“The last EMO Hannover had already shown that Industry 4.0 has arrived in the machine tool industry,” says Carl Martin Welcker, General Commissioner of the EMO Hannover 2019. “As the world’s leading innovation platform, we are progressing this trend by focusing on the next development step in production operations: the technical options opened up by digitalisation and networking, which are being increasingly reflected in new business models,” he adds. “This doesn’t mean that in future we shall no longer be working on optimising machines and processes in the traditional way. I am, however, confident that quantum leaps forward in terms of productivity, quality and reliability will be triggered primarily by the new technologies. So in 2019 we will be seeing an abundance of solutions that implement new services for the machine tool industry’s customers.”


Rendering data intelligently usable

For new business models on a broad front, first of all the immense quantities of data generated by digitalisation and networking of machines and processes have to be reduced to a usable level. Because only if you can extract the relevant data (Smart Data) from the superabundance of Big Data can you derive an entrepreneurial benefit from Industry 4.0. Last year, scientists at the German Academic Society for Production Engineering (WGP) in their position paper on Industry 4.0 had already published an action guide, and shown how Big Data can be rendered manageable using the data mining method, for example. Besides this guide, the professors at the WGP contribute their state-of-the-art expertise to other bilateral arrangements between the industrial sector and the academic community. Not least, they utilise the EMO Hannover in order to showcase for a global public the projects they are conducting together with industrial partners.

 

Utilising artificial intelligence

In recent years, artificial intelligence (AI) has achieved some amazing breakthroughs. One of its capabilities, machine learning, enables machines and processes to optimise themselves with the aid of Smart Data. They detect patterns in data flows, and derive the appropriately responsive actions. The system learns from every situation.

Artificial intelligence has already arrived in our everyday reality. To ensure that the mechanical engineering sector also benefits from this, the VDMA has published a study entitled “Machine Learning 2030”, which is intended as a kind of roadmap. The recommendations for companies, politicians and researchers are currently being firmed up and implemented in a VDMA working group. It’s now only a question of time before this futuristic scenario, too, arrives in the factories. The automotive industry, for example, is already making massive use of artificial intelligence, and entering into appropriate alliances. This is adequately exemplified by the cooperative arrangement between Mercedes-Benz and the graphics-chip manufacturer Nvidia. Together, they are aiming to put an AI-based vehicle on the road in the next few years. For machine tool manufacturers, too, artificial intelligence offers an abundance of potential.

 

Utilising new economic structures

There is fresh evidence almost daily that the use of Industry 4.0 is helping to develop new economic structures. More and more platforms are being created, on which manufacturers and service providers can support their customers from a single source using a product-themed approach. So machine tool manufacturers, too, will be well advised to seize the opportunity and take this trend on board. Because the trend towards a platform economy is unmistakeable, as current studies show.

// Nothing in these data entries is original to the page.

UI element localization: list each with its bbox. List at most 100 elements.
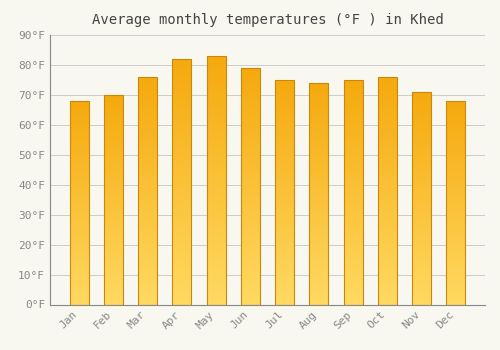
Bar [206,227,226,230]
Bar [412,100,431,103]
Bar [138,270,157,273]
Bar [70,269,88,271]
Bar [446,292,465,294]
Bar [70,259,88,261]
Bar [206,190,226,193]
Bar [138,228,157,231]
Bar [275,184,294,187]
Bar [412,153,431,156]
Bar [344,246,362,248]
Bar [241,245,260,248]
Bar [172,136,192,139]
Bar [241,162,260,166]
Bar [412,103,431,105]
Bar [275,139,294,142]
Bar [275,285,294,288]
Bar [70,159,88,162]
Bar [241,263,260,266]
Bar [275,88,294,91]
Bar [104,145,123,147]
Bar [104,158,123,160]
Bar [172,169,192,173]
Bar [206,87,226,90]
Bar [378,140,397,142]
Bar [206,71,226,75]
Bar [172,148,192,151]
Bar [344,97,362,99]
Bar [70,231,88,233]
Bar [241,189,260,192]
Bar [172,133,192,136]
Bar [206,196,226,199]
Bar [172,256,192,258]
Bar [206,180,226,183]
Bar [412,92,431,94]
Bar [206,273,226,276]
Bar [206,298,226,301]
Bar [275,119,294,122]
Bar [172,265,192,268]
Bar [241,86,260,89]
Bar [70,152,88,154]
Bar [412,278,431,281]
Bar [206,205,226,208]
Bar [378,276,397,279]
Bar [446,226,465,228]
Bar [206,56,226,59]
Bar [206,283,226,286]
Bar [104,184,123,187]
Bar [241,133,260,136]
Bar [412,177,431,180]
Bar [344,125,362,128]
Bar [310,299,328,302]
Bar [70,238,88,241]
Bar [412,92,431,304]
Bar [104,160,123,163]
Bar [104,195,123,197]
Bar [172,124,192,126]
Bar [446,282,465,284]
Bar [104,213,123,215]
Bar [446,287,465,289]
Bar [206,239,226,242]
Bar [378,162,397,165]
Bar [344,167,362,170]
Bar [275,159,294,161]
Bar [275,215,294,217]
Bar [412,211,431,214]
Bar [378,105,397,108]
Bar [241,89,260,92]
Bar [344,150,362,153]
Bar [206,103,226,106]
Bar [70,101,88,103]
Bar [206,149,226,152]
Bar [104,121,123,124]
Bar [172,228,192,231]
Bar [241,272,260,275]
Bar [241,275,260,278]
Bar [378,80,397,83]
Bar [70,241,88,243]
Bar [241,231,260,233]
Bar [446,108,465,111]
Bar [275,83,294,85]
Bar [206,65,226,68]
Bar [70,297,88,299]
Bar [412,283,431,286]
Bar [70,149,88,152]
Bar [206,211,226,215]
Bar [446,203,465,205]
Bar [104,187,123,189]
Bar [275,276,294,279]
Bar [275,150,294,153]
Bar [378,148,397,151]
Bar [310,105,328,108]
Bar [344,83,362,85]
Bar [172,234,192,237]
Bar [241,174,260,177]
Bar [446,195,465,198]
Bar [172,182,192,185]
Bar [104,220,123,223]
Bar [241,103,260,106]
Bar [378,287,397,290]
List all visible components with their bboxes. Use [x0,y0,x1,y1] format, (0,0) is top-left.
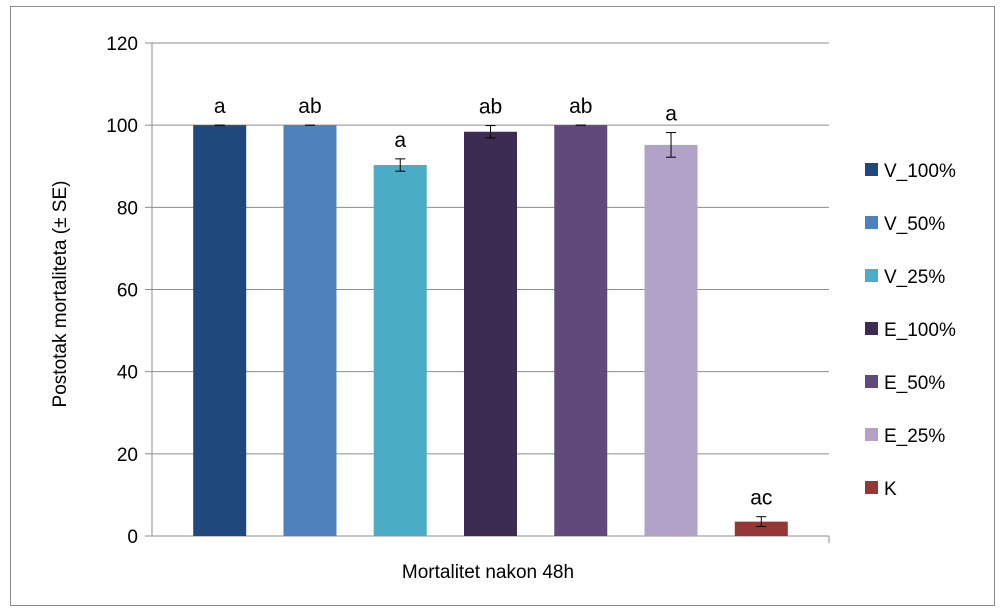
y-axis-title: Postotak mortaliteta (± SE) [50,181,71,408]
legend-swatch [865,481,878,494]
legend-swatch [865,216,878,229]
significance-labels: a ab a ab ab a ac [214,95,773,510]
bar [734,521,788,536]
legend-label: E_50% [884,373,945,394]
y-tick-label: 60 [117,281,138,302]
legend-label: V_50% [884,214,945,235]
y-tick-label: 120 [106,34,138,55]
y-tick-label: 40 [117,363,138,384]
data-label: ab [298,95,321,118]
data-label: a [394,129,406,152]
data-label: ac [750,487,772,510]
legend-label: V_100% [884,161,956,182]
y-tick-label: 100 [106,116,138,137]
legend-label: E_100% [884,320,956,341]
legend: V_100% V_50% V_25% E_100% E_50% E_25% K [865,161,956,500]
bar [193,125,247,537]
legend-label: E_25% [884,426,945,447]
chart-frame: 0 20 40 60 80 100 120 a ab a ab ab a ac V_100% V_50% V… [10,6,995,606]
legend-swatch [865,428,878,441]
legend-swatch [865,375,878,388]
data-label: ab [569,95,592,118]
data-label: ab [479,96,502,119]
bar [644,144,698,537]
data-label: a [214,95,226,118]
bar [464,131,517,536]
legend-swatch [865,322,878,335]
legend-label: V_25% [884,267,945,288]
legend-label: K [884,479,897,500]
bar [283,125,337,537]
bar [373,165,427,536]
bars [193,124,788,537]
legend-swatch [865,269,878,282]
legend-swatch [865,163,878,176]
y-tick-label: 80 [117,198,138,219]
x-axis-title: Mortalitet nakon 48h [402,562,574,583]
data-label: a [665,103,677,126]
y-tick-label: 20 [117,445,138,466]
y-tick-label: 0 [127,527,138,548]
bar [554,125,608,537]
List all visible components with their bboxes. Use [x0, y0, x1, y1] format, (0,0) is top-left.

There are already some examples here, like Virtual Fort Knox, a Cloud-IT platform for production companies created by the Fraunhofer Institute for Manufacturing Engineering and Automation (IPA) in Stuttgart. “It functions as an IT backbone for Industry 4.0 solutions, and networks production companies with software vendors and machinery manufacturers. But IT companies, control system and machinery manufacturers will also be offering their solutions.

“We are seeing how new technologies are influencing and even driving forward developments in the machine tool industry,” says General Commissioner Carl Martin Welcker. “By September 2019, numerous specific solutions will be available on the market. I can say this with confidence, since many EMO exhibitors will be using this international shop window, in order to showcase their corporate capabilities and enhance their profiles.” Industry 4.0, he adds, creates new customer needs, to which machinery manufacturers must respond in order to remain competitive. Companies that are quick to embrace this new form of economy can not only utilise the trend for new business ideas, but also get actively involved in designing the platforms concerned. Interested parties will once again find inspiration and specific examples of innovative solutions in Hanover in September 2019.